Monday
1 May 1933
Paul von Hindenburg and Adolf Hitler at the May Day rally in the Berlin Lustgarten
The picture was sold as a "genuine photo postcard." As chance would have it, Martin Dzubas, who was thirty-two at the time, discovered it at a newsstand and purchased it together with another card on which he was visible. Decades later, the images were found in a small photographic collection that had been donated to the Jewish Museum Berlin. We do not know whether the photographs that Dzubas took himself on that fateful day—only twenty-four hours later trade unions were banned and disbanded—were also published.
Martin Dzubas worked as a photographer for the Photo and Film Department of the Police Institute for Technology and Transport. The son of a Jew, he lost his job after five years of employment in August 1933 and afterward opened a photo studio in the Lichterfelde district of Berlin. Although he had previously had little contact with the Jewish community and Judaism, in 1934 his photographs began appearing in German-Jewish newspapers. In the following years he worked almost exclusively as a sports photographer. Hundreds of his pictures were published in CV-Zeitung, Jüdisches Gemeindeblatt Berlin and Schild, the newspaper brought out by the Reich League of Jewish Frontline Soldiers.

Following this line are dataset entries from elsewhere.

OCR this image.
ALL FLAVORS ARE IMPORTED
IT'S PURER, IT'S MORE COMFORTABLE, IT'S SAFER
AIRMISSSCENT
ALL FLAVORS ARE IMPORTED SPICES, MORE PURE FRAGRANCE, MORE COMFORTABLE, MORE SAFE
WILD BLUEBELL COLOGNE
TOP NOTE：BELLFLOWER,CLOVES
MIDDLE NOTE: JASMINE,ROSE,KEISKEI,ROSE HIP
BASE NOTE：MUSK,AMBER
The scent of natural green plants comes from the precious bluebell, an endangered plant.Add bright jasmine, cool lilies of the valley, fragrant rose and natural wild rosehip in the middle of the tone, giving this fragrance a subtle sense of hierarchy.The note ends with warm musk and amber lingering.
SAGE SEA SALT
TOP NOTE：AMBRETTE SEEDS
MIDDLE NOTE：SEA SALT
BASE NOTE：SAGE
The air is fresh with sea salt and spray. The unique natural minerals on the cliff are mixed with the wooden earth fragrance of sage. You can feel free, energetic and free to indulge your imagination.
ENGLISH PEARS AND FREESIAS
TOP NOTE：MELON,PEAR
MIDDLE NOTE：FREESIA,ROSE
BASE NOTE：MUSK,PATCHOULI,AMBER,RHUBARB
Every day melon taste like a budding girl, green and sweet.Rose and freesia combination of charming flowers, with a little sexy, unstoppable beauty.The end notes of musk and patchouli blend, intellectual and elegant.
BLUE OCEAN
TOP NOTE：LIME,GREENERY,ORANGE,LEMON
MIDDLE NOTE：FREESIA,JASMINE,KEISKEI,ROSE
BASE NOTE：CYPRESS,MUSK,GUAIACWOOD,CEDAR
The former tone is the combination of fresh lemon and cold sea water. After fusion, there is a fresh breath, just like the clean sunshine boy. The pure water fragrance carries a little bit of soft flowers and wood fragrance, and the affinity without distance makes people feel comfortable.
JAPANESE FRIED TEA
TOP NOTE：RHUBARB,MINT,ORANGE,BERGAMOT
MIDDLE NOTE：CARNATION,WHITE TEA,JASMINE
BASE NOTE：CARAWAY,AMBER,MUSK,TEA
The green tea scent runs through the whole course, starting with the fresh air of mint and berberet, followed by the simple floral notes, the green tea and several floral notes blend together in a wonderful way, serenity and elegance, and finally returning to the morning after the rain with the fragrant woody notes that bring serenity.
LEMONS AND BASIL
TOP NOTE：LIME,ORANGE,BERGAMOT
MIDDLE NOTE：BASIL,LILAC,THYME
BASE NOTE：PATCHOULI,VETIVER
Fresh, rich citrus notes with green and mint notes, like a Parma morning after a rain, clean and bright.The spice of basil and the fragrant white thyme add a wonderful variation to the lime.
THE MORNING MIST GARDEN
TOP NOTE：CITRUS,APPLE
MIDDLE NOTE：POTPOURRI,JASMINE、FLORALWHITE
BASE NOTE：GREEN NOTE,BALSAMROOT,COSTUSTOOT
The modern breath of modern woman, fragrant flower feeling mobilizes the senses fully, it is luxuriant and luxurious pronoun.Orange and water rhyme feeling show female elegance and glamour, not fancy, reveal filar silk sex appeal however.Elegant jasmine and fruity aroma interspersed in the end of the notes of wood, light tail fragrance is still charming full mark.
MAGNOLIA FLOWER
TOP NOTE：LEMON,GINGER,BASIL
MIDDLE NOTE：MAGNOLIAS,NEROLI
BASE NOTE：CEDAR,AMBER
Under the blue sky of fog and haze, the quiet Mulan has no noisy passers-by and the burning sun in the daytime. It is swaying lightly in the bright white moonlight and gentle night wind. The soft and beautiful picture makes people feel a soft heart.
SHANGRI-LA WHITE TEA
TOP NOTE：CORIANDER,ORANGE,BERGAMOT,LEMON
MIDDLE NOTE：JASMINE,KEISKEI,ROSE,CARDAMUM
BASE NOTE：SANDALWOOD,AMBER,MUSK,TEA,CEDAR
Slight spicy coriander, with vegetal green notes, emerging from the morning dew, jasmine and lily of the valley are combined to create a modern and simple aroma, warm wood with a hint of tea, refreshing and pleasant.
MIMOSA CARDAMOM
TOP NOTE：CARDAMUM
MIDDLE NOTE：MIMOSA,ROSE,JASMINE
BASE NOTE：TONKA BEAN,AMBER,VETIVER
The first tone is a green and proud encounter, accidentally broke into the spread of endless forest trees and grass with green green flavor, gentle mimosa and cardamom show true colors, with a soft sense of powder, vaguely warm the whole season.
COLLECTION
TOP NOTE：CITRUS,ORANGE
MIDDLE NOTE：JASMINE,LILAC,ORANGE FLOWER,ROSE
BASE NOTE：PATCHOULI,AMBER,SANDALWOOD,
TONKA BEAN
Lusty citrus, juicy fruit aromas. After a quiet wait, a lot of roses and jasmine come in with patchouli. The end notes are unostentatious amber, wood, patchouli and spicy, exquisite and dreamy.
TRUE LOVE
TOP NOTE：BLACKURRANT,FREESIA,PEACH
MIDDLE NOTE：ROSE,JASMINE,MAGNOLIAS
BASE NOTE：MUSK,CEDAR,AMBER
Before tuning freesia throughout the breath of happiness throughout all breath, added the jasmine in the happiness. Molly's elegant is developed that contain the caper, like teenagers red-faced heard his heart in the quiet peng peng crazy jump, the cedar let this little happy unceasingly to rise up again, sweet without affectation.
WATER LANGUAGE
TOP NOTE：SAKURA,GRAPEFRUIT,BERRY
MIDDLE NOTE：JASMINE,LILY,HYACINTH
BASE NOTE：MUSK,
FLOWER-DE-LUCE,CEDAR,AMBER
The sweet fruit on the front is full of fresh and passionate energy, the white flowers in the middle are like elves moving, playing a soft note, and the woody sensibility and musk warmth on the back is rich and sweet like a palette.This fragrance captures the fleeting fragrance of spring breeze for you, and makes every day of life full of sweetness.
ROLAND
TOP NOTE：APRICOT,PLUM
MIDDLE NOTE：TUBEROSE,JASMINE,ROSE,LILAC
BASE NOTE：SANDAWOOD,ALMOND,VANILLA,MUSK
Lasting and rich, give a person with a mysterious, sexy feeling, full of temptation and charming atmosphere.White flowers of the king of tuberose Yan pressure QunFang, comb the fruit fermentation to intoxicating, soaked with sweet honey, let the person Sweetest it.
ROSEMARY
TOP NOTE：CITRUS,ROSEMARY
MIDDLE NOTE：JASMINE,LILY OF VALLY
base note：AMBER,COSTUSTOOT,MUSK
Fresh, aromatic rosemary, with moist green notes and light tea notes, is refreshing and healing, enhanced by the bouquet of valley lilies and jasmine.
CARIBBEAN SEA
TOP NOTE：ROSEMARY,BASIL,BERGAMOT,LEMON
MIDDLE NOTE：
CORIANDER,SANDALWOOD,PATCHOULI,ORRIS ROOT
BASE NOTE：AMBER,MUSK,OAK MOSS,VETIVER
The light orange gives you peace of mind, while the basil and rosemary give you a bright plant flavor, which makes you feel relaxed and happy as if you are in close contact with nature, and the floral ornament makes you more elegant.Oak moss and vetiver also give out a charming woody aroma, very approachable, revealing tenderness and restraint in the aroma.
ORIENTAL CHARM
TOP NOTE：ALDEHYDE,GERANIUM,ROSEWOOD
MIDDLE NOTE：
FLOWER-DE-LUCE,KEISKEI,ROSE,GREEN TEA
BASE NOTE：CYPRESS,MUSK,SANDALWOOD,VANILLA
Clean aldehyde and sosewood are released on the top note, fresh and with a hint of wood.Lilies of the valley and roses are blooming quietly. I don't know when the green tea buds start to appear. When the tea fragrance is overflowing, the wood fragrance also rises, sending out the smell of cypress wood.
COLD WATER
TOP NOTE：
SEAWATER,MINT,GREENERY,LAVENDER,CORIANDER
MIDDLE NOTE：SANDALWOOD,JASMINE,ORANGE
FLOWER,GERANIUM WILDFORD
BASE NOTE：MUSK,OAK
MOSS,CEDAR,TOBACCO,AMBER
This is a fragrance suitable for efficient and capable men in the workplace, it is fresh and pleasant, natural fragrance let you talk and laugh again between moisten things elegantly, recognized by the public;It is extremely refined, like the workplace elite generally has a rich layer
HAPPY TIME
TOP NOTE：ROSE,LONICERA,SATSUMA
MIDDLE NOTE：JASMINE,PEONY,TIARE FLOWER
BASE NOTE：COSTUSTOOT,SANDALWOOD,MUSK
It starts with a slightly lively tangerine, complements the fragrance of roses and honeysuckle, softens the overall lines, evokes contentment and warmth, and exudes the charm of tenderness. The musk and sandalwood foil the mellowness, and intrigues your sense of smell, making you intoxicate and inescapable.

In May 1939 Martin Dzubas, who was married and had a son, was accused of "racial defilement" and incarcerated in the Moabit prison. He was never convicted of any crime. After his release in December, he was forced to do slave labor in a textile factory. He was arrested again in January 1941 and interned in the Sachsenhausen concentration camp. Seven months later he was transferred to the Gross Rosen concentration camp, where he died on 27 December at the age of forty-one.